American police fatally shot 53 unarmed people in vehicles in 2015. By contrast, since 2008, no British police have killed anyone to stop a threatening vehicle. During that same period of time, no British cops died because they failed to stop a vehicle.
In addition to unarmed motorists, American police killed about 200 completely unarmed people last year. This easily exceeds the total of those legally executed over the last five years.
This suggests that prohibiting the use of deadly force against people unarmed and fleeing, armed only with vehicles or armed with less dangerous weapons and not attacking anyone would make policing only slightly riskier while saving hundreds of lives over the next several years.

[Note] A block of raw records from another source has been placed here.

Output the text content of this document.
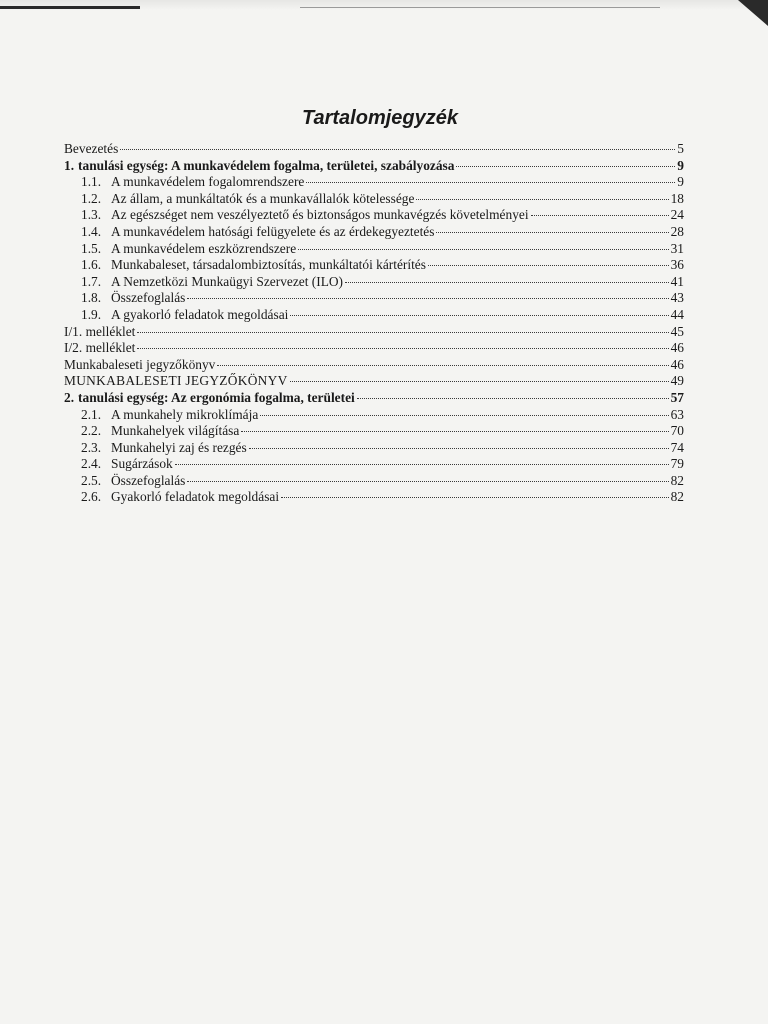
Tartalomjegyzék
Bevezetés	5
1. tanulási egység: A munkavédelem fogalma, területei, szabályozása	9
1.1. A munkavédelem fogalomrendszere	9
1.2. Az állam, a munkáltatók és a munkavállalók kötelessége	18
1.3. Az egészséget nem veszélyeztető és biztonságos munkavégzés követelményei	24
1.4. A munkavédelem hatósági felügyelete és az érdekegyeztetés	28
1.5. A munkavédelem eszközrendszere	31
1.6. Munkabaleset, társadalombiztosítás, munkáltatói kártérítés	36
1.7. A Nemzetközi Munkaügyi Szervezet (ILO)	41
1.8. Összefoglalás	43
1.9. A gyakorló feladatok megoldásai	44
I/1. melléklet	45
I/2. melléklet	46
Munkabaleseti jegyzőkönyv	46
MUNKABALESETI JEGYZŐKÖNYV	49
2. tanulási egység: Az ergonómia fogalma, területei	57
2.1. A munkahely mikroklímája	63
2.2. Munkahelyek világítása	70
2.3. Munkahelyi zaj és rezgés	74
2.4. Sugárzások	79
2.5. Összefoglalás	82
2.6. Gyakorló feladatok megoldásai	82
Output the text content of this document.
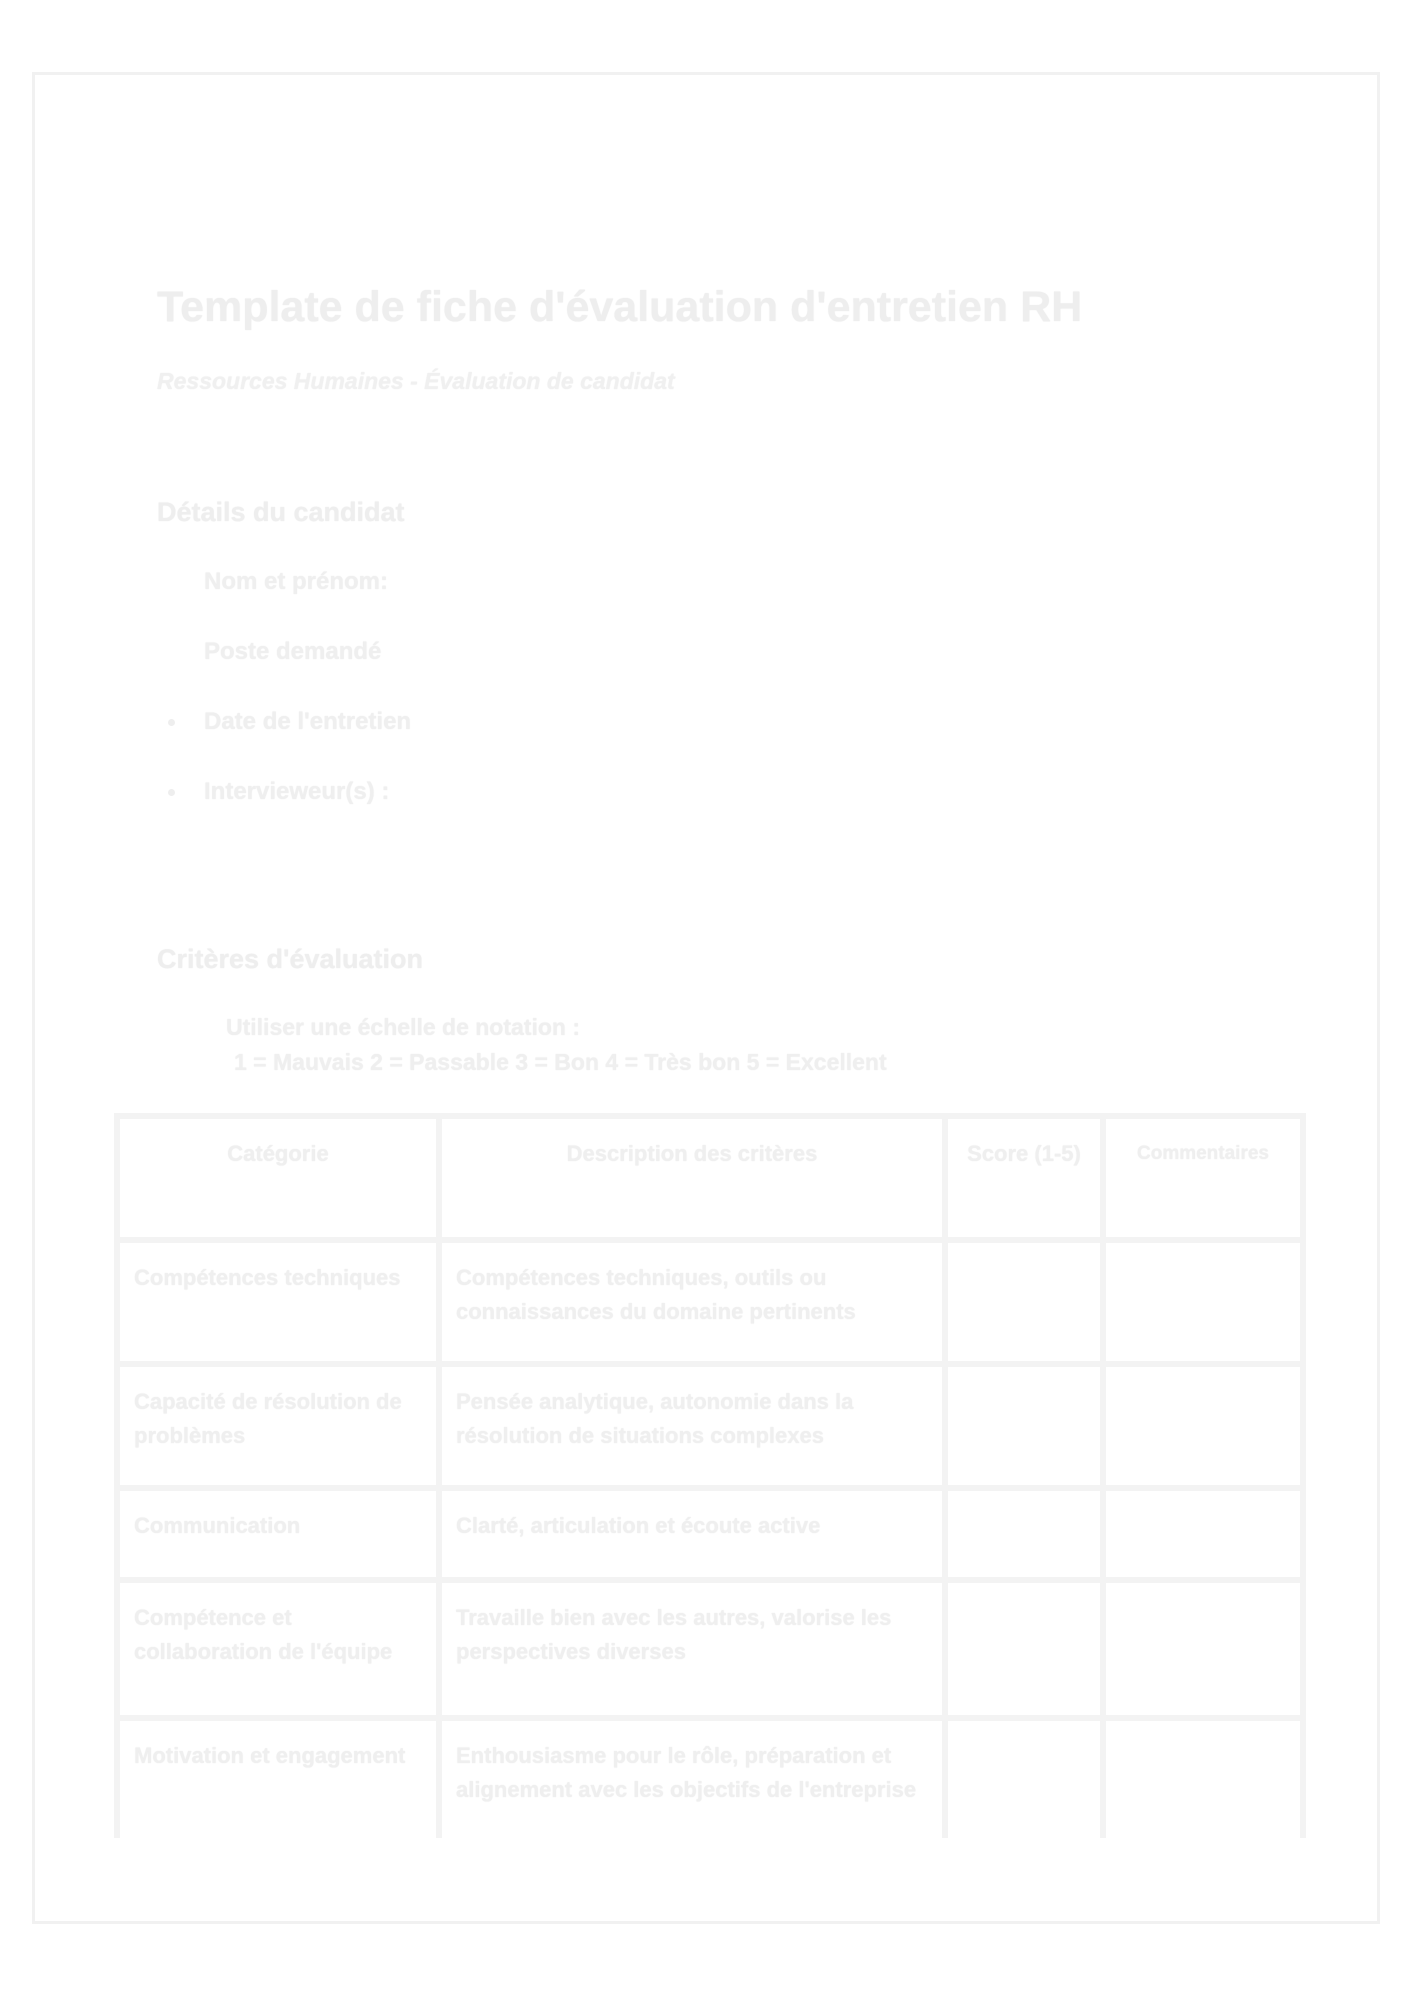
Template de fiche d'évaluation d'entretien RH
Ressources Humaines - Évaluation de candidat
Détails du candidat
Nom et prénom:
Poste demandé
Date de l'entretien
Intervieweur(s) :
Critères d'évaluation
Utiliser une échelle de notation :
1 = Mauvais 2 = Passable 3 = Bon 4 = Très bon 5 = Excellent
Catégorie	Description des critères	Score (1-5)	Commentaires
Compétences techniques	Compétences techniques, outils ou connaissances du domaine pertinents		
Capacité de résolution de problèmes	Pensée analytique, autonomie dans la résolution de situations complexes		
Communication	Clarté, articulation et écoute active		
Compétence et collaboration de l'équipe	Travaille bien avec les autres, valorise les perspectives diverses		
Motivation et engagement	Enthousiasme pour le rôle, préparation et alignement avec les objectifs de l'entreprise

The same logic applies to other potentially lethal “tactical responses” that can safely be outlawed – such as head strikes, chokeholds, and tasing people who are nonviolent, subdued or fleeing.
Fewer killings, better policing
Reform opponents are armed and ready. They will warn that modest reforms will chase good people from police work and increase crime, but the experience of countries with more restrictive deadly force laws suggests that’s not true.
Staunchly “prolife” police forces like Norway’s and Finland’s tend to enjoy more public trust and attract more upstanding recruits. Crime and arrests may decline under stricter deadly force rules, because better respected police should garner more legitimacy and cooperation.
Restricting deadly force will require investing more in police training and nonlethal weapons technology. A great source of funding is the billions of dollars that will otherwise be spent settling lawsuits stemming from unnecessary deadly force.
State and federal laws and police guidelines all give special consideration to police, because they put their lives on the line to keep us safe. But these laws are asking far more civilians to put their lives on the line in order to keep police safe. Such laws do not afford everyone “equal protection” and, therefore, require thoughtful and urgent revision.